Part of the title of this article 'I like driving in my car' is a popular song by the British band Madness. If driving forms a part of your work then madness might well be your answer if asked the question; 'What have you seen on the roads whilst driving that makes you feel unsafe?'

Whilst it is true that road toll statistics in Victoria have generally declined, in 2019 there was a significant spike increase. This is a surprise. According to the RACV there have been significant reductions in the road toll when major initiatives have been introduced. Below is a short guide

  • 1966 there was an introduction of 0.05 blood alcohol law
  • 1970 compulsory seatbelt laws were introduced
  • 1976 Random breath testing stations were introduced
  • 1983 Red light cameras were introduced
  • 1984 Zero blood alcohol legislation for L and P-Plate drivers was introduced
  • 2018 road toll statistics recorded a record low - 213
  • 2019 unfortunately there was a spike in the number of lives lost - 263

Victoria was the first state to introduce mandatory wearing of seatbelts. At the time, in 1970, the road toll was over 1,000 (1,061 to be precise) yet still there was resentment at this basic safety measure that people now seem to take for granted.
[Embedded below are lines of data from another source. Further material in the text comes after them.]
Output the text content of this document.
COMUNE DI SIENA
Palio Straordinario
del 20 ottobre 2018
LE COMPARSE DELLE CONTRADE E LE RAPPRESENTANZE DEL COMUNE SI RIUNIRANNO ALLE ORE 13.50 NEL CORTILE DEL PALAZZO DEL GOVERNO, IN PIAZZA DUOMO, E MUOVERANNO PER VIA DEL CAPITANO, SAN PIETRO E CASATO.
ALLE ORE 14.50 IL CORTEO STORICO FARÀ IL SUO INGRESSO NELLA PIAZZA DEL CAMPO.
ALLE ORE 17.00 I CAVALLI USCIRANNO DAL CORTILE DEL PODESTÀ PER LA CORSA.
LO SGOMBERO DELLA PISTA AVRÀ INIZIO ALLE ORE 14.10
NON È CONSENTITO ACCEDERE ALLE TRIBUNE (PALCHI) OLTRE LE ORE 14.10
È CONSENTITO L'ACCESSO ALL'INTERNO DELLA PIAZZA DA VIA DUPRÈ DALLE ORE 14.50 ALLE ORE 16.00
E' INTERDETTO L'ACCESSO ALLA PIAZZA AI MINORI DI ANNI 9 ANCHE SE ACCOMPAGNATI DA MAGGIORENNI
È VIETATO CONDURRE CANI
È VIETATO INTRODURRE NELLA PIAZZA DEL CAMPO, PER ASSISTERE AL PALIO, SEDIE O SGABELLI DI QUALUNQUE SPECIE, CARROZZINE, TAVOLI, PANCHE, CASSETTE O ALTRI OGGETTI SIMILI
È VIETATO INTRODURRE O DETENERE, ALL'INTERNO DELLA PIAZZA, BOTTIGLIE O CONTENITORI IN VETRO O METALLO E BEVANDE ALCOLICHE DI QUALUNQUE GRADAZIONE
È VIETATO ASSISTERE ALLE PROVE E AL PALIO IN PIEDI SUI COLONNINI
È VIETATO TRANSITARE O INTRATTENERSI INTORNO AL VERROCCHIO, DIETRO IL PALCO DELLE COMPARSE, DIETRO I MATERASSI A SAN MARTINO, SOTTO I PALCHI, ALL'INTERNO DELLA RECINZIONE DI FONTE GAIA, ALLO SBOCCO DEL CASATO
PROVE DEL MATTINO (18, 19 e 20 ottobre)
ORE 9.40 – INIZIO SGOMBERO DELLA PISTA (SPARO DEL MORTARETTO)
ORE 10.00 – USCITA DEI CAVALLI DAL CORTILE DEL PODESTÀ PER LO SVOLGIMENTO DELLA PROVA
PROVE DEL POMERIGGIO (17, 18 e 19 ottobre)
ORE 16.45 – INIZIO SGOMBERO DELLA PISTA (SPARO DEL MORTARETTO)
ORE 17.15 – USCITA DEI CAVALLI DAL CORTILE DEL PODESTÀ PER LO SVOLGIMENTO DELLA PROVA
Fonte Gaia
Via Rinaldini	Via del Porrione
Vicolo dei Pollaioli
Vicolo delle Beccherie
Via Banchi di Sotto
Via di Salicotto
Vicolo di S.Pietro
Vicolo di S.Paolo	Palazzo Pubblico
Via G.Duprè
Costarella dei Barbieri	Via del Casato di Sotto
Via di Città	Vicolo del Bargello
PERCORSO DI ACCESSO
Imagine for a second how you would feel if you got into a car that had no seatbelts.

According to RACV whilst there has been a fairly constant decline in road fatalities against a backdrop of a threefold increase in registered motor vehicles in Victoria the spike increase has caused the state government to organise a summit meeting. This involved relevant stakeholders such as the Victorian Police, Vic Roads, the Transport Accident Commission (TAC) and RACV. The summit also involved various experts. It was then followed by a series of community forums.

In July 2019 the state government announced a parliamentary inquiry to consider the adequacy of current laws on drug and alcohol testing, the impact of smart phones on driver distraction, speed management and enforcement as well as road maintenance.

A belief seems to be that it will not happen to us, yet it does happen to ordinary people. Young people are particularly vulnerable and are overrepresented with 18-25 year old's accounting for a quarter of drivers killed over the past decade.

So, what can we do? Well we undertake some form of assessment in the workplace where there is high risk. This could be in the form of a risk assessment, safe work method statement, specific type of permit or similar. The resulting controls would form a safe system of work. But do we undertake anything similar before we drive? If you drive a forklift at work then pre-start checks before using the vehicle might well be second nature. But when did you last check your own vehicle's tyre pressure or their general condition or any other safety feature? Is it simply left to the mechanic?  It is not just about the vehicle of course, the emphasis also needs to be put onto safer speeds and safer roads, and safer drivers as well.

Consideration must be given to buying the safest car you can afford, undertaking the necessary research about safety features using a reputable rating system. Ensure that you and all passengers are safely restrained. This may involve undertaking research to check that children are suitably restrained eg the correct, safe child car seat or booster seat. Ensuring that you or the driver if it not you, is unaffected by fatigue, alcohol or drugs. Avoid distractions. A great tip would be to place your phone in the glove compartment. Finally, plan your journey if it is to a new location, check for any traffic related issues then drive safely, that is within the speed limit or to the conditions and drive at a safe distance from the vehicle in front.

As you read this it may just be a refresher of what you already know. But is it what you already do?

Remember the words no-one wants to hear: "Mum/ dad there are two policeman at the door" and make the necessary changes.